Dr. Few’s comments included:

  1. There has been exponential growth towards nonsurgical procedures. Patients are younger and more educated than ever and often leading with what treatment options are available. In my practice, surgical and non-surgical procedures are almost split evenly.
  2. By large, the collaboration of dermatology. It forced us to come together on the technology and we challenge one another to make things better and revolutionize practice. At the end of the day, this is a new specialty, “the hybrid” and we get to be at the forefront.
  3. Aesthetics has exploded. Less is more. Patients are afraid of filler because in the past, too much was used. But an exponential growth towards these procedures will occur as the technology will continue to improve and modalities will be combined. Soon patients will get a treatment and go out to lunch.
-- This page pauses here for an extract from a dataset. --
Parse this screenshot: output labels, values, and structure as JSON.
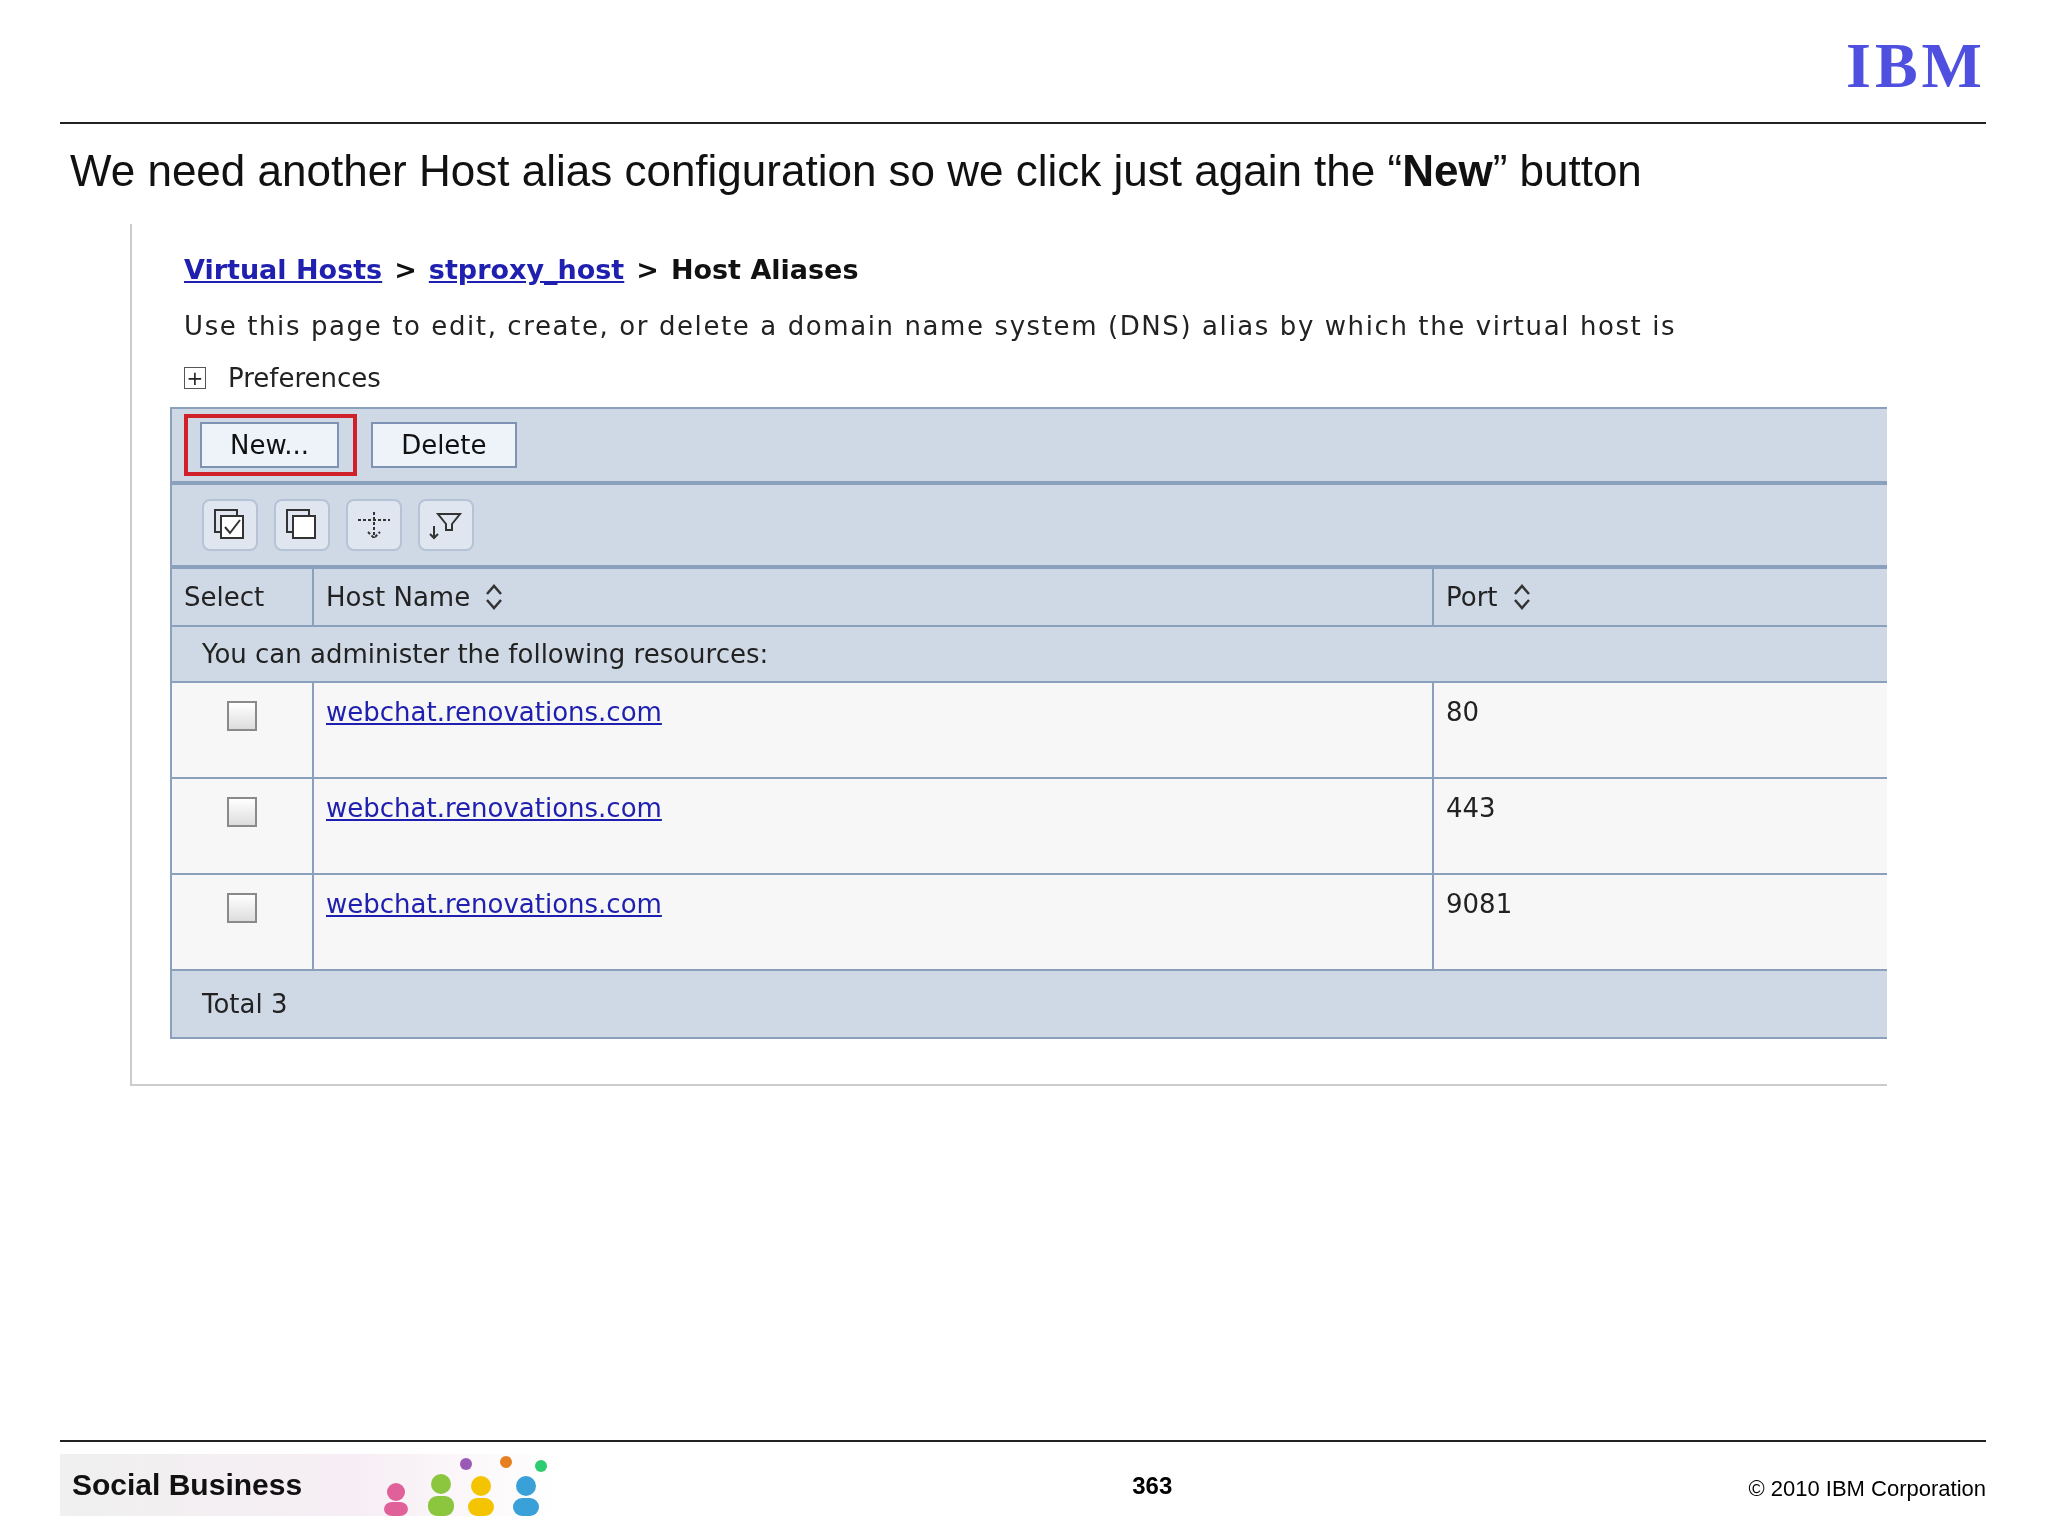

Dr. Dayan’s comments included:

  1. Nonsurgical has surpassed in terms of bringing in revenue, and it feeds surgery as well.
  2. It is multifaceted and not one modality. PRP has been incredibly successful. The new way of thinking now is “dermaplastics.” In the future, psychiatry may be a component because there are multi-dimensions of what we do.. skin, below skin, nutrition and how the patient feels. Dr. Dayan echoed that Silicone post-surgical is great.
  3. In 2075 : We will redefine what natural is, the current toxins and fillers will work better, devices to diminish vascular injury will be available, the practice will become multifaceted with a collaboration between dentists, psychiatrists, and genetic medicine. In the future, we may be able to analyze genes to determine what treatment is appropriate for that patient.
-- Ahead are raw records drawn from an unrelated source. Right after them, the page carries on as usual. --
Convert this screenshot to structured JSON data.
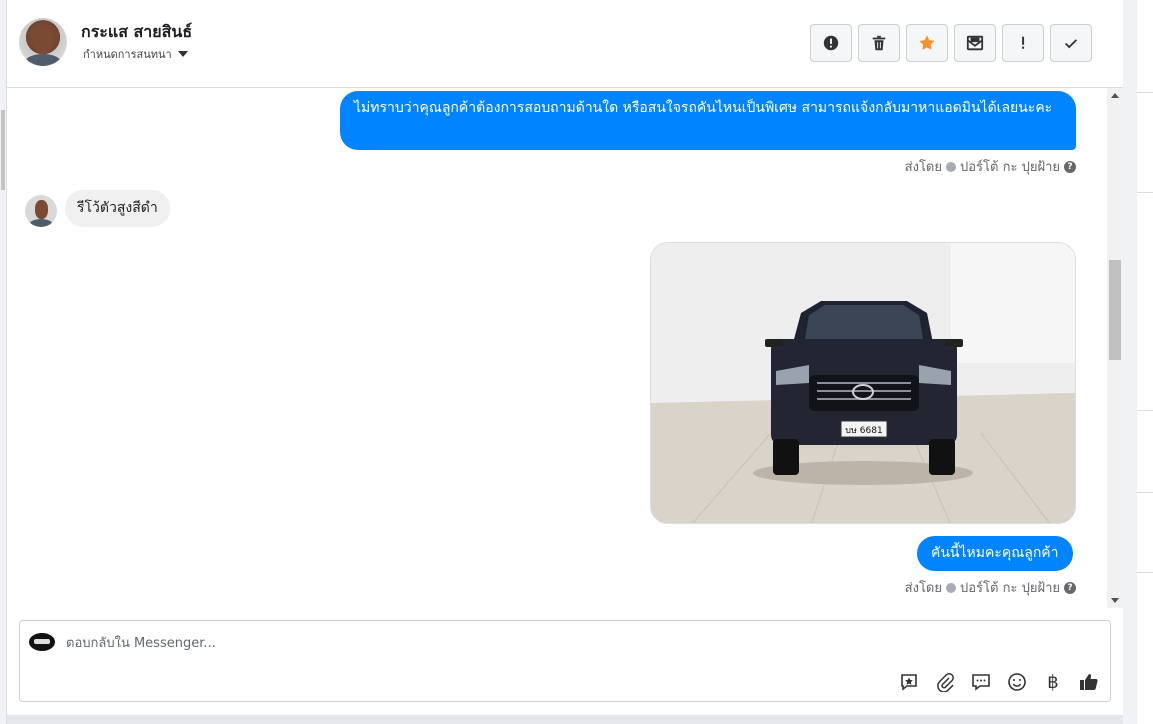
{
  "header": {
    "contact_name": "กระแส สายสินธ์",
    "conversation_label": "กำหนดการสนทนา",
    "actions": [
      {
        "name": "report-button",
        "icon": "alert-circle-icon"
      },
      {
        "name": "delete-button",
        "icon": "trash-icon"
      },
      {
        "name": "star-button",
        "icon": "star-icon"
      },
      {
        "name": "mark-unread-button",
        "icon": "envelope-icon"
      },
      {
        "name": "important-button",
        "icon": "exclamation-icon"
      },
      {
        "name": "done-button",
        "icon": "check-icon"
      }
    ],
    "star_color": "#f5922f"
  },
  "messages": {
    "outgoing_1": "ไม่ทราบว่าคุณลูกค้าต้องการสอบถามด้านใด หรือสนใจรถคันไหนเป็นพิเศษ สามารถแจ้งกลับมาหาแอดมินได้เลยนะคะ",
    "sent_by_1_prefix": "ส่งโดย",
    "sent_by_1_name": "ปอร์โต้ กะ ปุยฝ้าย",
    "incoming_1": "รีโว้ตัวสูงสีดำ",
    "photo_plate": "บษ 6681",
    "outgoing_2": "คันนี้ไหมคะคุณลูกค้า",
    "sent_by_2_prefix": "ส่งโดย",
    "sent_by_2_name": "ปอร์โต้ กะ ปุยฝ้าย"
  },
  "composer": {
    "placeholder": "ตอบกลับใน Messenger...",
    "tools": [
      "saved-reply-icon",
      "attachment-icon",
      "chat-bubble-icon",
      "emoji-icon",
      "baht-icon",
      "thumbs-up-icon"
    ],
    "baht_symbol": "฿"
  },
  "colors": {
    "accent": "#0084ff",
    "incoming_bubble": "#f0f0f0"
  }
}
Dr. Goldberg comments included:

  1. There is a challenge for dermatologists who do not have collaboration with plastic surgeons. The population is adamantly against surgery and we can’t get them to consider it when they need it. Patients who really are not candidates for fillers and need surgery, can have bridge procedures such as InstaLift and Kybella performed.
  2. Two – InstaLift and recreating the face with fillers. The idea of treating scars (SRT for keloids, Silicones to lessen scarring) is also a practice changer.
  3. The photoactivation of new substances such as silver. Also the potential for growth factors to be loaded onto InstaLift. And definitely less and less surgery.

Dr. Gold’s comments included:

  1. I never did cutting procedures and there is a continued growth of nonsurgical rejuvenation treatments and devices (energy based), InstaLift. I have plastics in practice who does hair transplants but now does a lot of PRP for hair loss.
  2. IPL changed my career because at first no one thought it worked. It has enhanced my practice and I use it every day. Thermatight and InstaLift , Silicone gel are fantastic. Silicne has the healing properties of using it post procedures. People hate scars and we have the tools to prevent this.
  3. What does ultimate device look like? I envision one that looks like a CT scanner, that we can program and have it perform what we need and want it to do. It may be able to provide suggestions of techniques the patient will benefit from.